You know those nights when you can’t get to sleep because you’re too busy kicking yourself over that weird thing you said in 2009? It’s exactly those sleepless nights of self-reflection that has inspired Nothing’s Real, the debut album from electropop extraordinare Shura - a collection of songs ridden with 80s-esque synths that explore her romantic wrongs and shoulda,woulda, couldas.

Shura is the nom-de-guerre of 25-year-old Alexandra Lilah Denton, a former Manchester City youth footballer-turned synthpop songtress. ‘80s groove’ and ‘young Madonna’ are phrases thrown around a lot by music critics discussing over Shura’s sound, but you just have to listen to Nothing’s Real’s brand of polished pop once to understand it’s pretty hard to not to make those comparisons. The title track, for instance, opens with a pulsing disco beat, electronic synth, and purring vocal delivery from Shura that makes the song incredibly slick and infectiously upbeat - but it has a definite 80s groove.
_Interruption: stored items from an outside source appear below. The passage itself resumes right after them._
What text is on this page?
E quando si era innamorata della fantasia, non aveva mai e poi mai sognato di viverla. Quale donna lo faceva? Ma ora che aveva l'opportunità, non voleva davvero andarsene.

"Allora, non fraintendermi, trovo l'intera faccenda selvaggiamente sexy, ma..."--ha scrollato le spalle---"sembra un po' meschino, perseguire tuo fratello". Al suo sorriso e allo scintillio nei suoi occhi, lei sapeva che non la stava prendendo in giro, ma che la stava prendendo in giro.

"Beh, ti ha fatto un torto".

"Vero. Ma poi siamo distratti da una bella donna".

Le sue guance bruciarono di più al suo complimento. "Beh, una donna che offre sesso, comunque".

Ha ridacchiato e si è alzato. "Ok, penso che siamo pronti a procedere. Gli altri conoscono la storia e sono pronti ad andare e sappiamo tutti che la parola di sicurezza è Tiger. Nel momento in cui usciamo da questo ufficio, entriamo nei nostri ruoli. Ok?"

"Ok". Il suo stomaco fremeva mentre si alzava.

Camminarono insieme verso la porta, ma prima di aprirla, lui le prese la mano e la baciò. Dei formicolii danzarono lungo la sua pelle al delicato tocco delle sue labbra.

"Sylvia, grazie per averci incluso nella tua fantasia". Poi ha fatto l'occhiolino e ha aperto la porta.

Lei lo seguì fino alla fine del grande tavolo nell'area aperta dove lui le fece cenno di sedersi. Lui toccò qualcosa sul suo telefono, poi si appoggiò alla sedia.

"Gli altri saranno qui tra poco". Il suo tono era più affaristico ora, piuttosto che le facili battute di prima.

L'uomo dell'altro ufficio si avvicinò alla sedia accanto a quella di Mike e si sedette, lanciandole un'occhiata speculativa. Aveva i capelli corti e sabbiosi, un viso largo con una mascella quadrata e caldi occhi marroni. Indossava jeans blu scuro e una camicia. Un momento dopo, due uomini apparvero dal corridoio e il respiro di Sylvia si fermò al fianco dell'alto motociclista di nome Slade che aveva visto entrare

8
Shura stated in an interview recently that one of her biggest motivations for writing pop music was because she was so disillusioned by the bolshy ‘confidence’ of the voices currently coming out of it - the bravado of singers boasting about their romantic endeavours and the ease at which they can acquire new ones (see: Timberlake’s “I’ll have you naked by the end of this song”, Drake’s “that’s why I need a one dance”, etc. etc. etc I could go on for hours). Wanting to hear a new perspective in pop - a more modest perspective she could relate to - drove Shura to create a fantastic and surprisingly refreshing paradox of bold pop anthems set against timid and retiring lyrics (one song is literally called 2Shy).
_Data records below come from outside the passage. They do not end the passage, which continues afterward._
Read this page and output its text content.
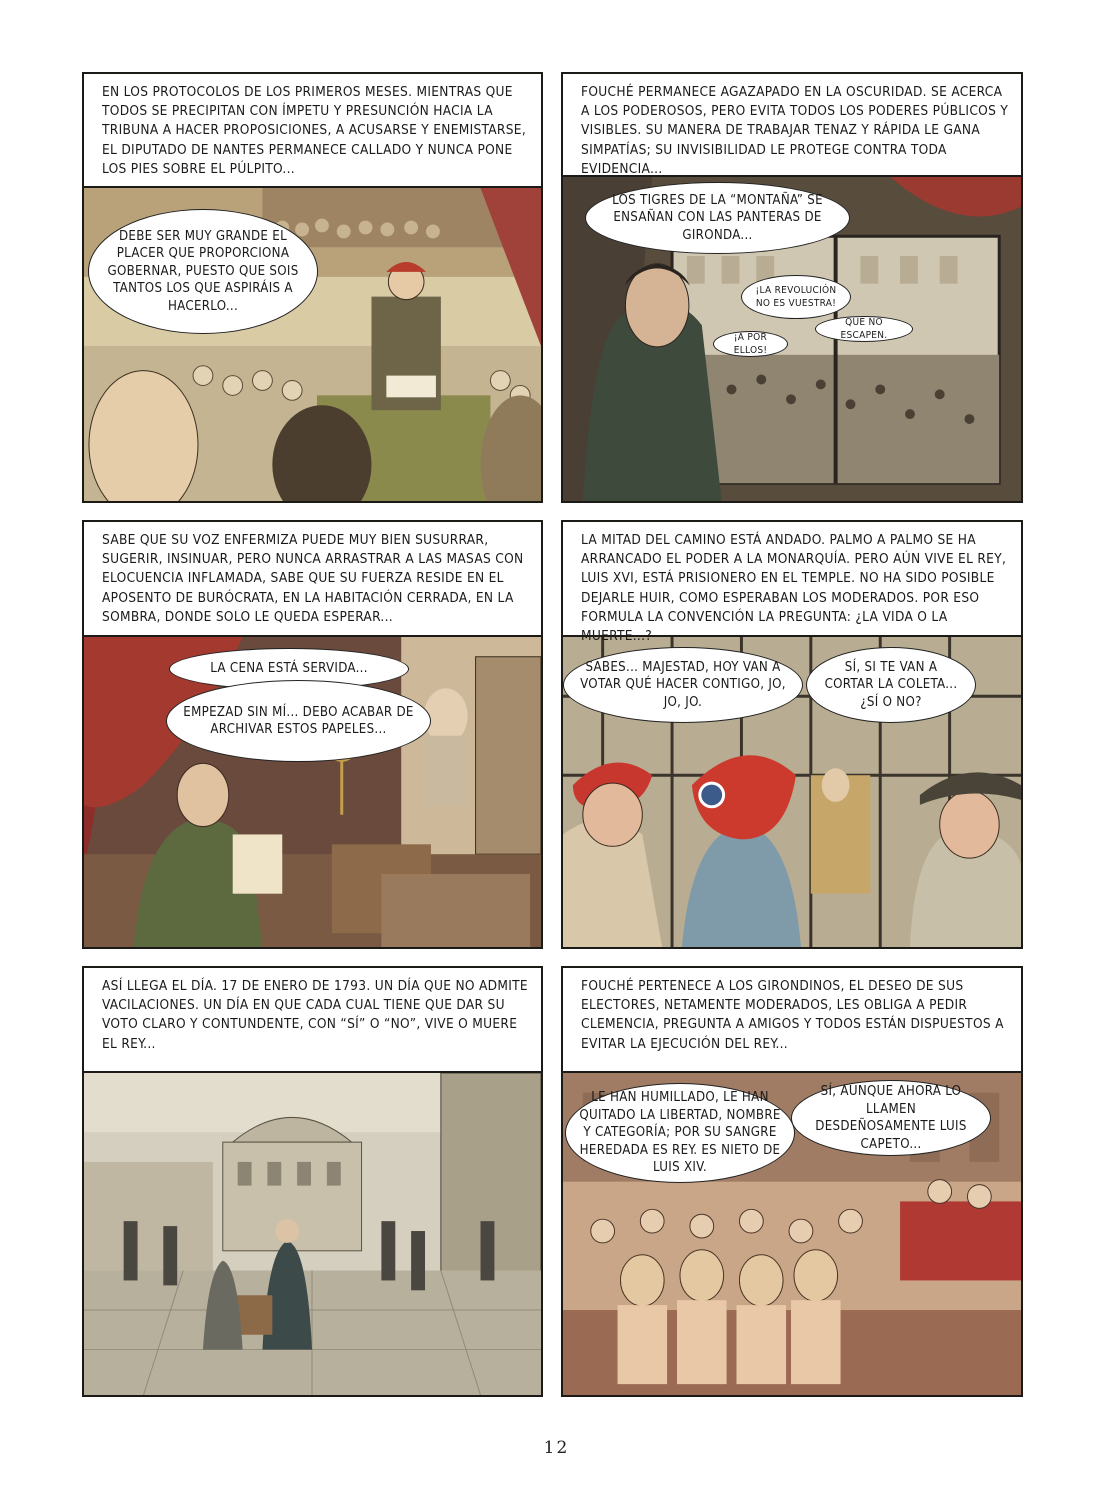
EN LOS PROTOCOLOS DE LOS PRIMEROS MESES. MIENTRAS QUE TODOS SE PRECIPITAN CON ÍMPETU Y PRESUNCIÓN HACIA LA TRIBUNA A HACER PROPOSICIONES, A ACUSARSE Y ENEMISTARSE, EL DIPUTADO DE NANTES PERMANECE CALLADO Y NUNCA PONE LOS PIES SOBRE EL PÚLPITO...
DEBE SER MUY GRANDE EL PLACER QUE PROPORCIONA GOBERNAR, PUESTO QUE SOIS TANTOS LOS QUE ASPIRÁIS A HACERLO...
FOUCHÉ PERMANECE AGAZAPADO EN LA OSCURIDAD. SE ACERCA A LOS PODEROSOS, PERO EVITA TODOS LOS PODERES PÚBLICOS Y VISIBLES. SU MANERA DE TRABAJAR TENAZ Y RÁPIDA LE GANA SIMPATÍAS; SU INVISIBILIDAD LE PROTEGE CONTRA TODA EVIDENCIA...
LOS TIGRES DE LA “MONTAÑA” SE ENSAÑAN CON LAS PANTERAS DE GIRONDA...
¡LA REVOLUCIÓN NO ES VUESTRA!
¡A POR ELLOS!
QUE NO ESCAPEN.
SABE QUE SU VOZ ENFERMIZA PUEDE MUY BIEN SUSURRAR, SUGERIR, INSINUAR, PERO NUNCA ARRASTRAR A LAS MASAS CON ELOCUENCIA INFLAMADA, SABE QUE SU FUERZA RESIDE EN EL APOSENTO DE BURÓCRATA, EN LA HABITACIÓN CERRADA, EN LA SOMBRA, DONDE SOLO LE QUEDA ESPERAR...
LA CENA ESTÁ SERVIDA...
EMPEZAD SIN MÍ... DEBO ACABAR DE ARCHIVAR ESTOS PAPELES...
LA MITAD DEL CAMINO ESTÁ ANDADO. PALMO A PALMO SE HA ARRANCADO EL PODER A LA MONARQUÍA. PERO AÚN VIVE EL REY, LUIS XVI, ESTÁ PRISIONERO EN EL TEMPLE. NO HA SIDO POSIBLE DEJARLE HUIR, COMO ESPERABAN LOS MODERADOS. POR ESO FORMULA LA CONVENCIÓN LA PREGUNTA: ¿LA VIDA O LA MUERTE...?
SABES... MAJESTAD, HOY VAN A VOTAR QUÉ HACER CONTIGO, JO, JO, JO.
SÍ, SI TE VAN A CORTAR LA COLETA... ¿SÍ O NO?
ASÍ LLEGA EL DÍA. 17 DE ENERO DE 1793. UN DÍA QUE NO ADMITE VACILACIONES. UN DÍA EN QUE CADA CUAL TIENE QUE DAR SU VOTO CLARO Y CONTUNDENTE, CON “SÍ” O “NO”, VIVE O MUERE EL REY...
FOUCHÉ PERTENECE A LOS GIRONDINOS, EL DESEO DE SUS ELECTORES, NETAMENTE MODERADOS, LES OBLIGA A PEDIR CLEMENCIA, PREGUNTA A AMIGOS Y TODOS ESTÁN DISPUESTOS A EVITAR LA EJECUCIÓN DEL REY...
LE HAN HUMILLADO, LE HAN QUITADO LA LIBERTAD, NOMBRE Y CATEGORÍA; POR SU SANGRE HEREDADA ES REY. ES NIETO DE LUIS XIV.
SÍ, AUNQUE AHORA LO LLAMEN DESDEÑOSAMENTE LUIS CAPETO...
12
The result is an album that’s personal and deeply introspective; the songs on Nothing’s Real deal with her experiences with panic attacks (Nothing’s Real), the setbacks of her own introversion and the relationships said introversion has hindered from developing (2 Shy, What’s It Gonna Be?), or even starting up at all (What Happened To Us?, Kids N Stuff), meanwhile, mourns the unexpected ending of a relationship, as the narrator struggles to process their new post-breakup reality in raspy whispers (“wish I’d known from the start / that we would never ever work things out”). The dance-beats on some of these tracks are infectious to listen to - White Light is over 10 minutes long but it’s worth sticking with it. She’s near flirtatious here, a bold move for the otherwise very shy and retiring Mancunian (’You’re different, I like it… you’re different, don’t hide it.’)
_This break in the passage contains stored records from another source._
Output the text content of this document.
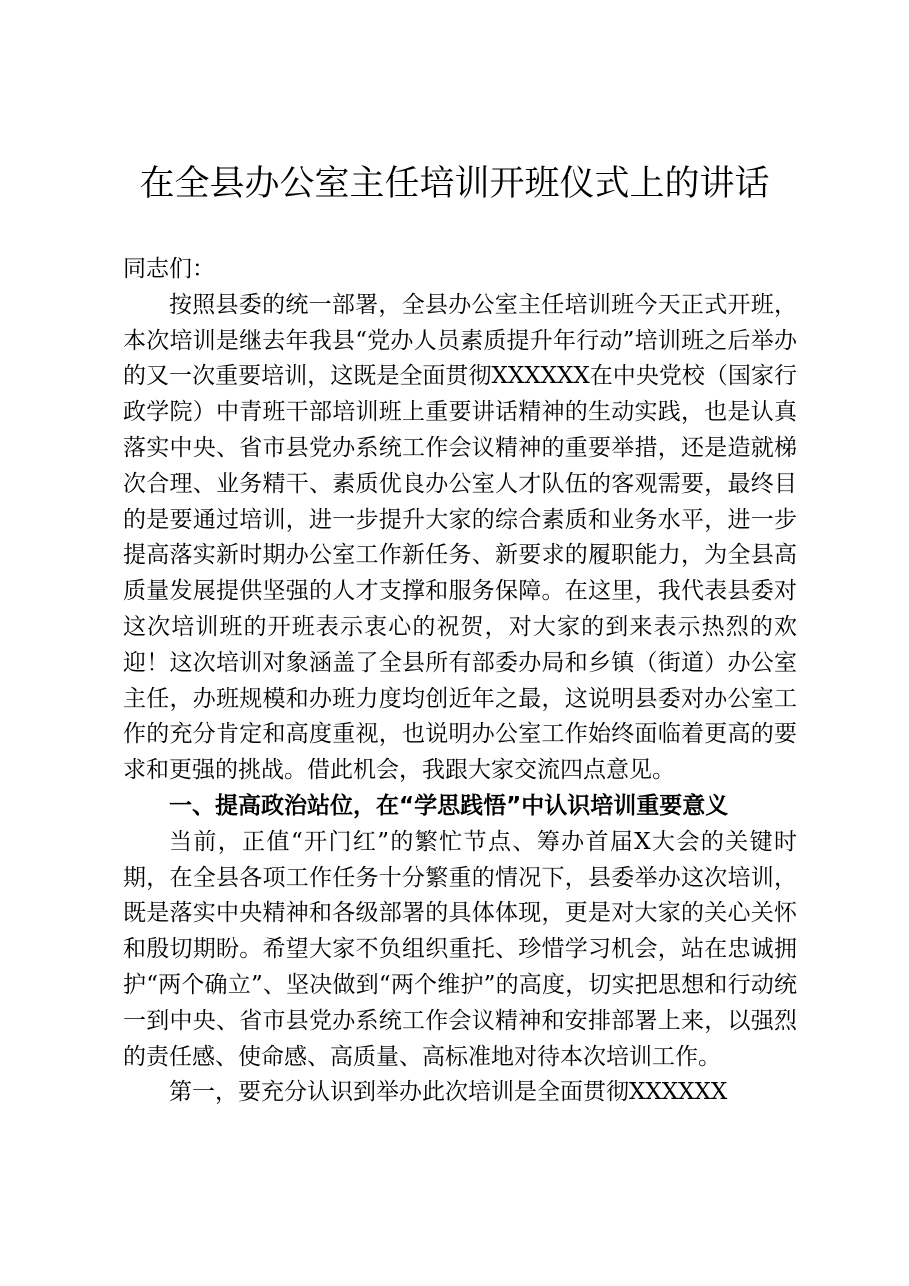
在全县办公室主任培训开班仪式上的讲话

同志们：

按照县委的统一部署，全县办公室主任培训班今天正式开班，本次培训是继去年我县“党办人员素质提升年行动”培训班之后举办的又一次重要培训，这既是全面贯彻XXXXXX在中央党校（国家行政学院）中青班干部培训班上重要讲话精神的生动实践，也是认真落实中央、省市县党办系统工作会议精神的重要举措，还是造就梯次合理、业务精干、素质优良办公室人才队伍的客观需要，最终目的是要通过培训，进一步提升大家的综合素质和业务水平，进一步提高落实新时期办公室工作新任务、新要求的履职能力，为全县高质量发展提供坚强的人才支撑和服务保障。在这里，我代表县委对这次培训班的开班表示衷心的祝贺，对大家的到来表示热烈的欢迎！这次培训对象涵盖了全县所有部委办局和乡镇（街道）办公室主任，办班规模和办班力度均创近年之最，这说明县委对办公室工作的充分肯定和高度重视，也说明办公室工作始终面临着更高的要求和更强的挑战。借此机会，我跟大家交流四点意见。

一、提高政治站位，在“学思践悟”中认识培训重要意义

当前，正值“开门红”的繁忙节点、筹办首届X大会的关键时期，在全县各项工作任务十分繁重的情况下，县委举办这次培训，既是落实中央精神和各级部署的具体体现，更是对大家的关心关怀和殷切期盼。希望大家不负组织重托、珍惜学习机会，站在忠诚拥护“两个确立”、坚决做到“两个维护”的高度，切实把思想和行动统一到中央、省市县党办系统工作会议精神和安排部署上来，以强烈的责任感、使命感、高质量、高标准地对待本次培训工作。

第一，要充分认识到举办此次培训是全面贯彻XXXXXX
Woven intricately throughout these tracks are songs with short spurts of warped and muffled audio clips from different home videos (Shura’s father is a documentary maker). A four-year-old Shura can be heard murmuring casual dislike of her her twin brother Nick (her co-star in her fantastic music video to What’s It Gonna Be?), and her mother in another condemning her smoking. It’s otherworldly and a bit disconcerting but highlights, I suppose, just how personal a project this is for Shura - and how much of herself she was willing to unveil for the sake of the album.

The beauty of Shura yearning to make music so personal to her is that the songs are both earnest in their yearning and also incredibly relatable. Who hasn’t, to some extent, mused over their past wrongdoings - wondered how old relationships might have panned out differently? Whilst there are undeniably some songs on this album that are a lot stronger than others, Nothing’s Real is a fine debut and a fantastic lesson to all in how to write a good pop song - and the overwhelming success of the album’s lead track Touch (over 26 million hits on the music video on YouTube and counting) proves they’re lessons worth listening to.